Elles organiseront à grands cris des manifestations contre la politique du gouvernement français alors qu’elles se taisent depuis tant d’années sur le sort des réfugiés palestiniens.

A l’évidence, pour ces associations, ces réseaux « solidaires », ce qui est valable pour la France ne l’est pas pour les pays arabes.

L’exemple qu’il faut ternir

Au mépris de la vérité, elles nieront à Israël le statut de pays le plus accueillant au monde. Les Falachas, les Juifs russes, français, argentins, espagnols, anglais, à la peau noire, blanche, bronzée, se retrouvent, avec il est vrai un bonheur inégal, citoyens d’un même pays. (lire Israël, démocratie perfectible, par Claude Klein)

Les Arabes israéliens ont une totale liberté d’expression, bien plus que dans les pays environnants. Les femmes ont le droit de vote, elles ne sont plus soumises qu’aux règles de l’Etat hébreu où les citoyens sont égaux, même les Arabes, mêmes les citoyennes, même les citoyennes arabes.

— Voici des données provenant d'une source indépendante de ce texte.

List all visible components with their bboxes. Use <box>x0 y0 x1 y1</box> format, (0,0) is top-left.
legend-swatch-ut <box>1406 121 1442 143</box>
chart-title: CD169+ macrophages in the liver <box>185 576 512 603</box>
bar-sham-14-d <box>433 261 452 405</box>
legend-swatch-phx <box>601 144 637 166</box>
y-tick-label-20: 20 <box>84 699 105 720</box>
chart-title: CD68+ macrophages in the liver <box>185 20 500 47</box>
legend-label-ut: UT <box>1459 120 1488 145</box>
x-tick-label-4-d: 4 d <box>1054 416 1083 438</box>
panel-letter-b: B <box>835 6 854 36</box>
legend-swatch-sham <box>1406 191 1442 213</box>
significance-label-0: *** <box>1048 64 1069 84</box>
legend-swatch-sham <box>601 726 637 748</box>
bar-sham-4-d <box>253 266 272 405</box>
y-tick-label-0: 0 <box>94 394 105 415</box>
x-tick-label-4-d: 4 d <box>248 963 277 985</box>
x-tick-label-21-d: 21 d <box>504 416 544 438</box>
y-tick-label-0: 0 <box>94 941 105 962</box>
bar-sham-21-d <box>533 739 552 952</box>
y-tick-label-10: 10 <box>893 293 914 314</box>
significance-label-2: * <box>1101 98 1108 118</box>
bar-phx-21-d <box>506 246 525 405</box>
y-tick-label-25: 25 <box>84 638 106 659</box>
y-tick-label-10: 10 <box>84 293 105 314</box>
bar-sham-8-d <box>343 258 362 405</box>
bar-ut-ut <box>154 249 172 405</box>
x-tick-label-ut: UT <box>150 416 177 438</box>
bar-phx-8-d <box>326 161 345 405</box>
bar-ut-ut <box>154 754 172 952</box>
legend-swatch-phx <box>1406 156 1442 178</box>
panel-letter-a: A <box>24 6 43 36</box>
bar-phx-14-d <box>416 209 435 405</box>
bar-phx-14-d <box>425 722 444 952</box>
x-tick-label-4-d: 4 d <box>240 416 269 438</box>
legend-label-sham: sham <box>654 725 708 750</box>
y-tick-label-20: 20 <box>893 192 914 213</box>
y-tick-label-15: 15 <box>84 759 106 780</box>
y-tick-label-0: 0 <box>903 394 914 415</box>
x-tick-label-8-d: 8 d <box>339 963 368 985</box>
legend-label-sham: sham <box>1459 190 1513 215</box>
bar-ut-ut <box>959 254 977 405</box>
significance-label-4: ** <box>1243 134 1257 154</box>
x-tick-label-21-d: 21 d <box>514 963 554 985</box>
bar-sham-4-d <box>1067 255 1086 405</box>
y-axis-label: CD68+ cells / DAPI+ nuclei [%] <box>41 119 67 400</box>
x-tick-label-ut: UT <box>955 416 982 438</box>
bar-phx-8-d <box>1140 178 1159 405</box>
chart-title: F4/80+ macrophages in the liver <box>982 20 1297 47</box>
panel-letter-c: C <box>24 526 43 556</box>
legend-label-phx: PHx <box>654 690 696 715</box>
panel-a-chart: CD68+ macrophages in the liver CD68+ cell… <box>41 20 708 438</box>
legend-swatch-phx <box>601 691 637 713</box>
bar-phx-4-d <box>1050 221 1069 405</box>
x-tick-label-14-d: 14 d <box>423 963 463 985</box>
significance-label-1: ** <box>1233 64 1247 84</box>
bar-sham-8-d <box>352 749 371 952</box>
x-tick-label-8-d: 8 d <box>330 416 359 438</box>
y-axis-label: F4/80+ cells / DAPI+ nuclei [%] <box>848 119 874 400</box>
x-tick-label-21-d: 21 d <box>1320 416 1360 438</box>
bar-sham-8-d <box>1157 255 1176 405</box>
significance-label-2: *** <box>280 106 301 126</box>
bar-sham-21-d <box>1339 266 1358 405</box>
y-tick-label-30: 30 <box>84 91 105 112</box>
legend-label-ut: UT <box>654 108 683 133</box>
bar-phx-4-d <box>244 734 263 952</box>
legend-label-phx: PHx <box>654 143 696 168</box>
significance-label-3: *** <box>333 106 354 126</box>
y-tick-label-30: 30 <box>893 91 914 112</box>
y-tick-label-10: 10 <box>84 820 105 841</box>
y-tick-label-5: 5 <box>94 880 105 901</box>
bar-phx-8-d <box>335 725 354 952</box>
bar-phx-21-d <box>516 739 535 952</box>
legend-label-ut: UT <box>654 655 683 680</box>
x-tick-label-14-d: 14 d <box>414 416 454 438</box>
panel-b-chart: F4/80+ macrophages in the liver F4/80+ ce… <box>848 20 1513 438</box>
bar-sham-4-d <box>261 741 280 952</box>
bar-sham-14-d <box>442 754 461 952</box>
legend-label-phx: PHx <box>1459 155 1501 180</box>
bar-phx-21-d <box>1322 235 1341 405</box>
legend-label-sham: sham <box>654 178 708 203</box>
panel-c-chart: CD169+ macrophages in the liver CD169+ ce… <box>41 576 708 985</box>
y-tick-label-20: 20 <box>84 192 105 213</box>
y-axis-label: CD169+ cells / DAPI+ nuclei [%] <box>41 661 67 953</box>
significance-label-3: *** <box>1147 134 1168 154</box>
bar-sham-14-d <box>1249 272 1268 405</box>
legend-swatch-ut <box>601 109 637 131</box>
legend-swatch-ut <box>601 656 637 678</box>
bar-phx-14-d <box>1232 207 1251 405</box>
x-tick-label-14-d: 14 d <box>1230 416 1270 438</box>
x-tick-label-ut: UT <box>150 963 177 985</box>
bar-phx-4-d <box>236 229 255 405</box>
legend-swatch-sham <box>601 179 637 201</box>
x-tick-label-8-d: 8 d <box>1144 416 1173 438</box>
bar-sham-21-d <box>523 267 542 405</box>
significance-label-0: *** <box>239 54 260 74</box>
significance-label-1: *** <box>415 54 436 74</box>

Si cette égalité est à parfaire, elle est néanmoins bien supérieure à ce que propose la République française, et a fortiori, à ce que proposent les pays arabes à leurs populations immigrées et aux réfugiés palestiniens.

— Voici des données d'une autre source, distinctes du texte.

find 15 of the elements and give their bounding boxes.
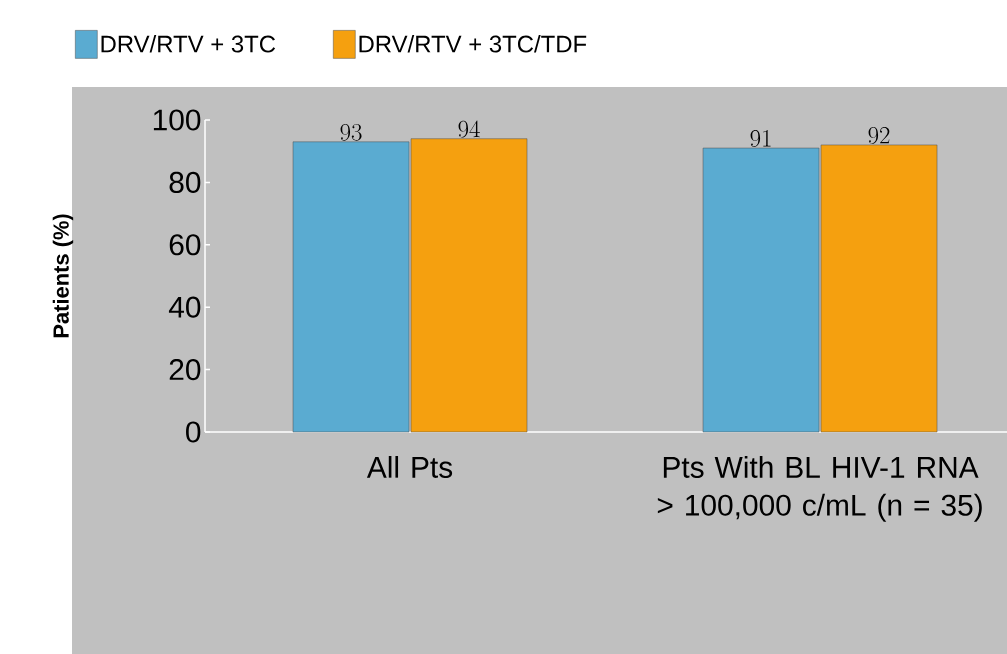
legend-label: DRV/RTV + 3TC/TDF <box>359 34 587 53</box>
x-tick-label: Pts With BL HIV-1 RNA > 100,000 c/mL (n = 35) <box>657 456 982 522</box>
y-axis-title: Patients (%) <box>52 214 74 338</box>
data-label: 94 <box>458 120 480 138</box>
data-label: 91 <box>750 130 771 147</box>
y-tick-label: 100 <box>153 109 201 131</box>
y-tick-label: 0 <box>186 421 201 443</box>
y-tick-label: 20 <box>169 359 201 381</box>
y-tick-label: 80 <box>169 171 201 193</box>
x-tick-label: All Pts <box>366 456 453 478</box>
legend-label: DRV/RTV + 3TC <box>101 34 276 53</box>
y-tick-label: 60 <box>169 234 201 256</box>
data-label: 93 <box>340 123 362 141</box>
y-tick-label: 40 <box>168 296 201 318</box>
data-label: 92 <box>868 127 890 144</box>
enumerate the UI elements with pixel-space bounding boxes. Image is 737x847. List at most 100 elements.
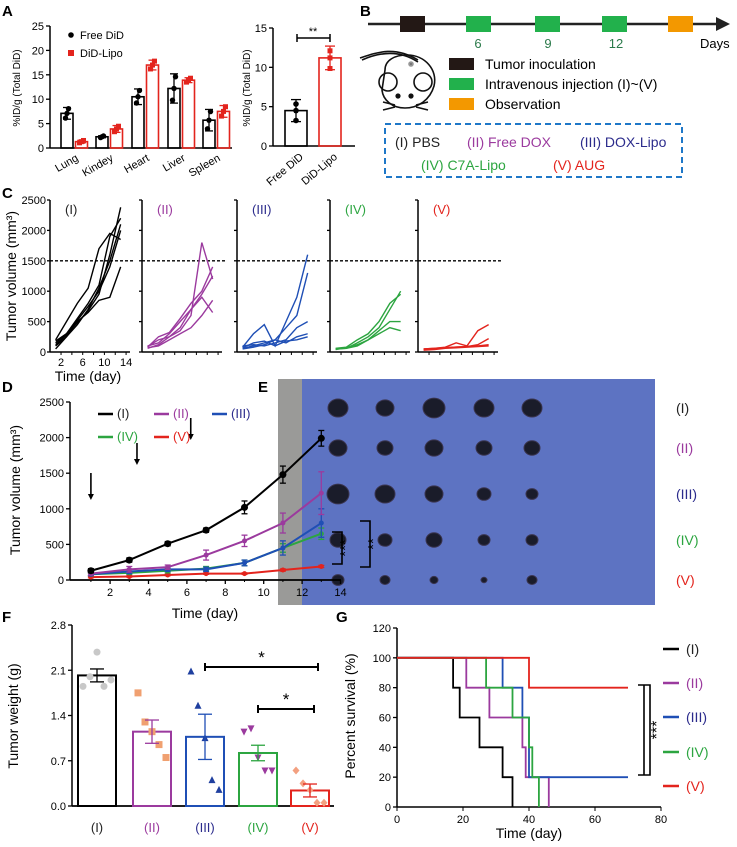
tumor [521, 398, 543, 418]
data-point [126, 573, 132, 579]
x-tick-label: Kindey [80, 152, 116, 179]
y-tick-label: 1500 [40, 468, 64, 480]
data-point [107, 676, 115, 684]
data-point [126, 566, 132, 572]
legend-label: (IV) [117, 429, 138, 444]
x-tick-label: (IV) [248, 820, 269, 835]
data-point [162, 754, 170, 762]
legend-label: DiD-Lipo [80, 48, 123, 60]
data-point [136, 87, 143, 94]
data-point [268, 767, 276, 775]
tumor-curve [147, 266, 214, 348]
data-point [64, 110, 70, 117]
y-axis-label: %ID/g (Total DiD) [12, 49, 23, 126]
x-tick-label: Liver [161, 152, 188, 174]
y-axis-label: Tumor volume (mm³) [3, 211, 19, 341]
panel-group-label: (II) [157, 202, 173, 217]
data-point [293, 117, 299, 124]
data-point [223, 104, 228, 110]
tumor [374, 484, 396, 504]
y-tick-label: 1000 [40, 504, 64, 516]
x-tick-label: 0 [394, 814, 400, 826]
x-tick-label: Spleen [187, 152, 223, 180]
injection-marker [535, 16, 560, 32]
data-point [280, 520, 286, 526]
group-key-item: (III) DOX-Lipo [580, 134, 667, 150]
x-tick-label: 8 [222, 587, 228, 599]
y-tick-label: 5 [261, 102, 267, 114]
legend-label: (II) [173, 406, 189, 421]
legend-label: (IV) [686, 744, 709, 760]
injection-marker [466, 16, 491, 32]
x-tick-label: (II) [144, 820, 160, 835]
y-tick-label: 60 [379, 713, 391, 725]
data-point [279, 471, 287, 479]
legend-label: Free DiD [80, 30, 124, 42]
tumor [477, 534, 491, 546]
arrow-down-icon [187, 434, 194, 440]
legend-label: (III) [686, 709, 707, 725]
legend-marker [68, 32, 74, 38]
y-tick-label: 80 [379, 683, 391, 695]
data-point [134, 689, 142, 697]
legend-label: Observation [485, 96, 560, 112]
legend-label: (V) [686, 778, 705, 794]
bar [145, 64, 160, 149]
y-tick-label: 0 [40, 347, 46, 359]
legend-label: Intravenous injection (I)~(V) [485, 76, 657, 92]
tumor-curve [55, 232, 122, 341]
data-point [141, 718, 149, 726]
survival-curve [397, 656, 514, 807]
timeline-legend: Tumor inoculation Intravenous injection … [449, 56, 657, 112]
photo-row-label: (V) [676, 572, 695, 588]
significance-bracket [332, 531, 343, 565]
data-point [86, 673, 94, 681]
panel-label-g: G [336, 609, 348, 626]
tumor-curve [242, 333, 308, 350]
x-tick-label: 40 [523, 814, 535, 826]
tumor [422, 397, 446, 419]
y-tick-label: 20 [32, 45, 44, 57]
x-tick-label: 6 [184, 587, 190, 599]
legend-label: (V) [173, 429, 190, 444]
data-point [293, 101, 299, 107]
y-tick-label: 0.7 [51, 756, 66, 768]
x-tick-label: 2 [107, 587, 113, 599]
arrow-down-icon [87, 494, 94, 500]
data-point [204, 126, 211, 132]
data-point [293, 107, 299, 114]
data-point [215, 785, 223, 793]
tumor [523, 440, 541, 456]
x-axis-label: Time (day) [172, 605, 238, 621]
tumor [379, 575, 391, 585]
data-point [318, 563, 324, 569]
x-tick-label: (I) [91, 820, 103, 835]
bar [318, 57, 342, 147]
tumor-curve [147, 299, 214, 349]
dashed-box [384, 123, 683, 178]
legend-label: (II) [686, 675, 703, 691]
tumor-curve [147, 275, 214, 347]
data-point [203, 552, 209, 558]
tumor-curve [55, 207, 122, 342]
data-point [202, 526, 210, 534]
data-point [292, 766, 300, 775]
y-tick-label: 0 [58, 575, 64, 587]
data-point [155, 741, 163, 749]
x-tick-label: 60 [589, 814, 601, 826]
survival-curve [397, 656, 628, 689]
photo-row-label: (III) [676, 486, 697, 502]
y-tick-label: 2500 [40, 397, 64, 409]
x-tick-label: 10 [98, 357, 110, 369]
significance-label: ** [309, 26, 318, 38]
data-point [203, 571, 209, 577]
group-key-item: (V) AUG [553, 157, 605, 173]
data-point [318, 490, 324, 496]
tumor-curve [147, 242, 214, 350]
photo-row-label: (I) [676, 400, 689, 416]
tumor [480, 576, 488, 584]
panel-group-label: (III) [252, 202, 272, 217]
day-label: 6 [474, 36, 481, 51]
legend-label: Tumor inoculation [485, 56, 596, 72]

Ne parlons pas de l’esclavage moderne au Liban, en Syrie en Arabie Saoudite où des femmes philippines, indonésiennes, thaïlandaises sont rouées de coup, exploitées, privées de liberté et de passeport, voire assassinées par de riches familles qui se morfondront en gémissements par habitude et par haine des Juifs, sur le sort des Palestiniens.

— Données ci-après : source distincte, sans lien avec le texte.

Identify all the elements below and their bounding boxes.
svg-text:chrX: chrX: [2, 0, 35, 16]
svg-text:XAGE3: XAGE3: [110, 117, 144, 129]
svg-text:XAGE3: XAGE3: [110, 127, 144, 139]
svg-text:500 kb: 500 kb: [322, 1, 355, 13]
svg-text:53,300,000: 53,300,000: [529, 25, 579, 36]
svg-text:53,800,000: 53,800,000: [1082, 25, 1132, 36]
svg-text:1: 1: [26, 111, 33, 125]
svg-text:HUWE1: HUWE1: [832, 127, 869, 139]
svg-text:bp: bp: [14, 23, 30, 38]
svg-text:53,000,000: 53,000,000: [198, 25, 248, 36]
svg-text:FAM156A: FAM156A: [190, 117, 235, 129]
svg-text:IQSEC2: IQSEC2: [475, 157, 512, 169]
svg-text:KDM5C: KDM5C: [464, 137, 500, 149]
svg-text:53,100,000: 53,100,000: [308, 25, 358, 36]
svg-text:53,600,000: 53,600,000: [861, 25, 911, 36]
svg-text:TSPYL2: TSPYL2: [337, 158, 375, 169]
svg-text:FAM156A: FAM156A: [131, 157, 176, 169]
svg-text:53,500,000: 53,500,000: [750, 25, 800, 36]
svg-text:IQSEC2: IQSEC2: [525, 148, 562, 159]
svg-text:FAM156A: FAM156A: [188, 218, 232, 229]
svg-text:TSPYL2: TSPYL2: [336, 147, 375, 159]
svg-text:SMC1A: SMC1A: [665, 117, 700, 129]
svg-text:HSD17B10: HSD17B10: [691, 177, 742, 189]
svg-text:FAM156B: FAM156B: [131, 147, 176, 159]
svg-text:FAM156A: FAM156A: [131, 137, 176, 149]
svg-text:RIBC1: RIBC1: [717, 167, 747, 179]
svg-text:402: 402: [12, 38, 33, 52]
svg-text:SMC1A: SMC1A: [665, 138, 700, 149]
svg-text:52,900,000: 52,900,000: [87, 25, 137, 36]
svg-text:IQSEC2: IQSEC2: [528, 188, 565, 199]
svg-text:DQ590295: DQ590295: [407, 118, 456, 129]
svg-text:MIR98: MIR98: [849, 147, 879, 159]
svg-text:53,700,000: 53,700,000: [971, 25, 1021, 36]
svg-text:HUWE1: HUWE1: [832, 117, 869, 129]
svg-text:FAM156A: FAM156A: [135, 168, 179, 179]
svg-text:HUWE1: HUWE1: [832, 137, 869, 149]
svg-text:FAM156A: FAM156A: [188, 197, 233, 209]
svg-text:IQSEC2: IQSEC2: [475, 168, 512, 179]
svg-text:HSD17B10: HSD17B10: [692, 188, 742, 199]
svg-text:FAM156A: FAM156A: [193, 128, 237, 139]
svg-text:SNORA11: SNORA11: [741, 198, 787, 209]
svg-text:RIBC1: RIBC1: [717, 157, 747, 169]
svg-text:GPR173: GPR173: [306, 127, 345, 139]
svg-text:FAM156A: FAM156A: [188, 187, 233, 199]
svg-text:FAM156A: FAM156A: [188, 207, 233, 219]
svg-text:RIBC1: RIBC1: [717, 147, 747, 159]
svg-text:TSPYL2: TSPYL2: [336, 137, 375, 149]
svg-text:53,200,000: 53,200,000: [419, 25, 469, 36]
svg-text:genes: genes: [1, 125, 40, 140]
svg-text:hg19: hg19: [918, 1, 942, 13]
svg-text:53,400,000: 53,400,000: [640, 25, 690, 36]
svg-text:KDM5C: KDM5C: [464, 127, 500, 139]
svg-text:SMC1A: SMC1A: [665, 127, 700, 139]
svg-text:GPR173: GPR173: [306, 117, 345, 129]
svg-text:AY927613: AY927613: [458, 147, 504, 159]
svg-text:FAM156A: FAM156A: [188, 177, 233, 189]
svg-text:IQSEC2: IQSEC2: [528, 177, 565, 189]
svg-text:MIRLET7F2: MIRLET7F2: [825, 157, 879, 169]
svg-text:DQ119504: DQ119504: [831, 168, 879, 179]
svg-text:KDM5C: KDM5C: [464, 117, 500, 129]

Mais pas question pour ces familles d’accorder à ces mêmes Palestiniens les avantages dont elles bénéficient.

Là réside le véritable racisme, celui qui maintient dans la précarité des centaines de milliers de familles. Dominique Vidal et Alain Gresh, qui n’ont de cesse de dénoncer le racisme de Primo dans les colonnes du Monde Diplomatique, n’ont pas la faculté de réfléchir sans à-prioris à tout cela.

Bien évidemment, le tableau n’est pas rose.

Les autorités libanaises, par exemple, diront que ce sont les Palestiniens qui refusent d’être agrégés à la communauté nationale.

Elles ont raison, mais on ne peut pas dire qu’elles aient accompli des efforts surhumains pour les accueillir ailleurs que dans des camps, qu’elles peuvent bombarder le cas échéant, (Narh el Bared en 2008) sans émouvoir la communauté internationale, sans provoquer des défilés aux cris de « Allah ou Akbar » entre République et Nation.

Bien entendu, on sait peu que les adolescents palestiniens qui désirent s’intégrer dans les pays arabes sont à la fois rejetés par les puissantes organisations de « libération », par leurs familles et par le pays « d’accueil » lui-même.

La tentation est grande alors de rejeter la faute sur, à leurs yeux, le coupable idéal, fantasmé, responsable de tous les maux.

Lorsque ces associations, idéologiquement unies par la seule détestation d’Israël, voudront bien renoncer à leur syllogisme, la paix sociale aura peut-être une chance de s’installer en France.

Les agressions racistes et antisémites trouveront alors un peu moins de justification.

Malheureusement, au vu de la malhonnêteté intellectuelle qui sévit ces derniers jours, il n’est pas raisonnable de mettre trop d’espoir dans cette éventualité.

Alors donc, que tout le monde manifeste, mais en criant un peu moins fort. La décence et l’honnêteté intellectuelle l’exigent.